Cultural Portrayals of African Americans: Creating An Ethnic/Racial Identity

By Janis Faye Hutchinson | Go to book overview

CHAPTER 4
Why Blacks Are Committed to Blackness

Rhett S. Jones

If race is a useless construct for understanding human behavior, why is it that so many African Americans in general and African-American intellectuals in particular remain committed to it? This chapter explores the historical roots of blackness. Blackness is similar to ethnicity in that it marks one group off from another, has a distinct set of cultural traits, and those who share it believe they are related. But blackness is both more narrow and more broad than ethnicity. It is more narrow in that it has its origin in the unique experience of Africans and persons of African descent in British North America.
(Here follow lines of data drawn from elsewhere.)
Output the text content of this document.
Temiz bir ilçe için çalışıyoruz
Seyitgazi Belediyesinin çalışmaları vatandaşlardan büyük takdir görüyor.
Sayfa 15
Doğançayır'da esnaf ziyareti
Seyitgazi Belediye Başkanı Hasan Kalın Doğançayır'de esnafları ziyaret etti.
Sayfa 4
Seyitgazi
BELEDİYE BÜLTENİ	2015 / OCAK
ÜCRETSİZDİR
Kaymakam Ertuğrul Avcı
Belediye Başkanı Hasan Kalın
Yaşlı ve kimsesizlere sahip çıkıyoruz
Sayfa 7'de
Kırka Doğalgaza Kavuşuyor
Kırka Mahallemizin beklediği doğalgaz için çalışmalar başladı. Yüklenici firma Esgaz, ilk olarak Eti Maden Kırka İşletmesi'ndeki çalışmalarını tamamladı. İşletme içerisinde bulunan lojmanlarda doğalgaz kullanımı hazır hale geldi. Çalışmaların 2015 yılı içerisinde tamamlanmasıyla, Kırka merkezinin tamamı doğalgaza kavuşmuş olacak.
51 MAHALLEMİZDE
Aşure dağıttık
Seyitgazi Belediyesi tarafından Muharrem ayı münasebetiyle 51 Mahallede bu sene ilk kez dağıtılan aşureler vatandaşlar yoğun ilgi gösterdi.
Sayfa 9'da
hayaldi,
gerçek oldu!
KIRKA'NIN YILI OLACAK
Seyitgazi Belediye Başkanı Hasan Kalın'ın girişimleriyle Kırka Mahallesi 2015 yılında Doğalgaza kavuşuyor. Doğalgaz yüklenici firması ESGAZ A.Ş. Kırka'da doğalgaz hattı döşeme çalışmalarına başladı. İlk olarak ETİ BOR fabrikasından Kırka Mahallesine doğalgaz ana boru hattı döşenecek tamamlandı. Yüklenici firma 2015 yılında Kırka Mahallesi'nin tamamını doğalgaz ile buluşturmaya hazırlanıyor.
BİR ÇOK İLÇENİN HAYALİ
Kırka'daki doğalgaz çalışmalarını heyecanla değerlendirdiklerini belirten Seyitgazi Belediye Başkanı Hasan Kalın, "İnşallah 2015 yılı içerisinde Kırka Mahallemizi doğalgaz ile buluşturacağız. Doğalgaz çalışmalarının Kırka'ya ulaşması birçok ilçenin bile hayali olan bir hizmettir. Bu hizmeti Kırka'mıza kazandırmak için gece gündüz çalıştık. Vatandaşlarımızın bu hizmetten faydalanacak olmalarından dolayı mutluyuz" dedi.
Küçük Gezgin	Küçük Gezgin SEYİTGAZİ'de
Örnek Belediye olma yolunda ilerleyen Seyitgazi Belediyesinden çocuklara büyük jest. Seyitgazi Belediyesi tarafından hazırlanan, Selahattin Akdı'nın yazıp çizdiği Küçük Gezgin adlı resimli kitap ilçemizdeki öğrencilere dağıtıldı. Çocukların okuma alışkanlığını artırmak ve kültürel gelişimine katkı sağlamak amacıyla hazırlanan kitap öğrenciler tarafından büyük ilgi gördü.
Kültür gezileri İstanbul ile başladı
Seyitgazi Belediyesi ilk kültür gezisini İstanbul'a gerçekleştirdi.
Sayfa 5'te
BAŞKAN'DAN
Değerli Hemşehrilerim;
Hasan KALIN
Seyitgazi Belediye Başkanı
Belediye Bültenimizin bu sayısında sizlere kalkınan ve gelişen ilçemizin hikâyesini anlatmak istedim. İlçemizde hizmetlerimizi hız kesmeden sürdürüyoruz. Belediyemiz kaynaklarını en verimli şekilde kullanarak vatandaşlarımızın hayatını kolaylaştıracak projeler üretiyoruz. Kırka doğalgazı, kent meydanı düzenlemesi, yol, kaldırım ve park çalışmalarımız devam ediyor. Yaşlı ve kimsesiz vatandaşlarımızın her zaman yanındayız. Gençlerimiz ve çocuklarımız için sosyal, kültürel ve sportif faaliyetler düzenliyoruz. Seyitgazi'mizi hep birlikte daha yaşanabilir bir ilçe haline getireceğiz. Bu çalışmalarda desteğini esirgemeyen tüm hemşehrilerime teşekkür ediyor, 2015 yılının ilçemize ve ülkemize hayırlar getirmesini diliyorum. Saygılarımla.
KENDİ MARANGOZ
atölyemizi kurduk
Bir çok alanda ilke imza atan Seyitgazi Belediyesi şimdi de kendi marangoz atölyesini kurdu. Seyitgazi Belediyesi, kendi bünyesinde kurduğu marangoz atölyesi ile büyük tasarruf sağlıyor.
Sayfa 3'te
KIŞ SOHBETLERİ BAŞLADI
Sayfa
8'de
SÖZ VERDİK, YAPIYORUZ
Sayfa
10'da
It is because blackness has been adopted by so many persons of African descent around the globe that it is more broad than ethnicity. Ethnicity is grounded in a particular geographical place, whereas blackness has become worldwide. This chapter examines the history of the one drop rule which holds that any person of known African ancestry, regardless of her or his physical appearance, is black. While every nation in the western hemisphere includes persons of African descent, the one drop rule exists only in the United States. If the roots of blackness are found partly in widespread acceptance of the one drop rule, they are also partly found in the perceived absence of ethnicity among African Americans and most importantly in slavery. Lacking a sense of ethnicity and confronted with the one drop rule, the slaves created open communities. The chapter concludes that not only should African Americans continue their commitment to blackness, but also other Americans might do well to join them in adopting the behavior associated with it.